Planking trimmed flush to the inner stem. Ready for the outer stem, which will basically be fitted right on top and then planed similar to the pic below.
My concept for the outer stem. This is from the Reedville boat show this past weekend. This particular outer stem was capped over the inner stem…it matches the angles at which planks land and looks good too.
As I was roughing out timber #10 I found a knot in a prime spot for torsion, so I decided to take it out. The structural members and hull will constantly be twisting and flexing while on the water, so given that this knot could basically crumble if left in – which could cause timber 10 to split and put undue stress on the ribs and hull – I decided to take it out and put in an oak dowel piece.
Knot in the mating surface between timber #10 and the keelson
Drill the knot out with a forstner bit
Put in an oak dowel and some glue until bottomed out.
Cut off at the surface. Proceed with finishing sanding and fitting up. It’s best to align the grain patterns though.

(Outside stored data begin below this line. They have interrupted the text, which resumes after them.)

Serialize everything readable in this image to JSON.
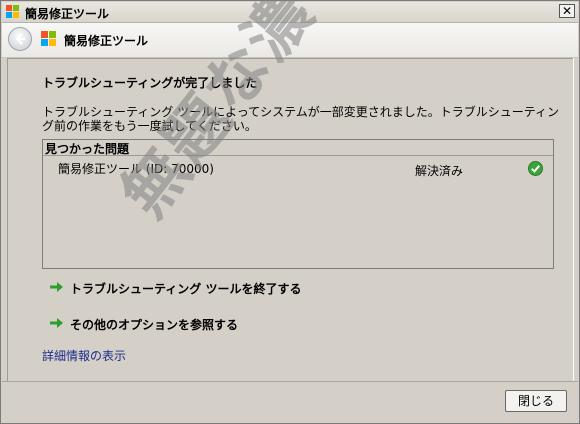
{
  "window": {
    "title": "簡易修正ツール",
    "close_glyph": "✕"
  },
  "header": {
    "title": "簡易修正ツール"
  },
  "content": {
    "heading": "トラブルシューティングが完了しました",
    "message": "トラブルシューティング ツールによってシステムが一部変更されました。トラブルシューティング前の作業をもう一度試してください。",
    "problems": {
      "header": "見つかった問題",
      "items": [
        {
          "name": "簡易修正ツール (ID: 70000)",
          "status": "解決済み"
        }
      ]
    },
    "actions": [
      {
        "label": "トラブルシューティング ツールを終了する"
      },
      {
        "label": "その他のオプションを参照する"
      }
    ],
    "details_link": "詳細情報の表示"
  },
  "footer": {
    "close_label": "閉じる"
  },
  "watermark": "無題な濃いログ",
  "colors": {
    "accent_green": "#2f9e2f",
    "link_blue": "#1b2b8c"
  }
}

One of the tricks I’ve learned for drilling straight holes through an 8″ floor timber piece is to lock in alignment of the drill bit with the plane you want it to drill through. My 5/16″ bit is about 12″ long, so it can drift. When that happens and my hole is way off, I’ve wasted all that time finding the timber shape, roughing it out, etc. So I developed the little jig below to keep things lined up. Since this timber is bolted to the keelson, a true-center hole also means the keelson hole will be drilled accurately too.
As long as the drill bit stays on the centerline, in the groove right under the hole, and flat against the wood guide, the bit will come out on center.
Another interesting thing I got from Reedville was the use of a long threaded rod for deck eyelets and lifting rings. These eyelets and rings are used to haul the boat out of the water and onto the trailer, or to turn the boat over. That’s a lot of stress that shouldn’t be concentrated. In other words, you really should spread it out as much as possible. This rod connects to the floor timber, which of course connects to the ribs, planking and keelson. I also like the idea of the knee behind the inner stem, which I plan to use.
A wooden knee supporting the inner stem…plus a threaded rod from the a lifting ring on the deck, going all the way down to the timber. Both the knee and rod give significant strength to the boat when being pulled out of the water onto the trailer.
Finding the shape of Timber #11. Keeping it simple with a glue gun and wood tabs. I’ll then transfer the shape to a 2x8x8 resin’ed pine board (2″ x 8″ x 8′) and cut out.
I’m almost out of room for working on the floor timbers, at least until I flip the boat. I just can’t fit in the forward end of the boat with the moulds still there….but I also need to get all of the timber bolts through the keelson, mated up and epoxied before I can put on the keel. So I’ll have to figure that out.
I can see the exterior hull getting done and the boat flipped sometime in the next few months. Forward progress!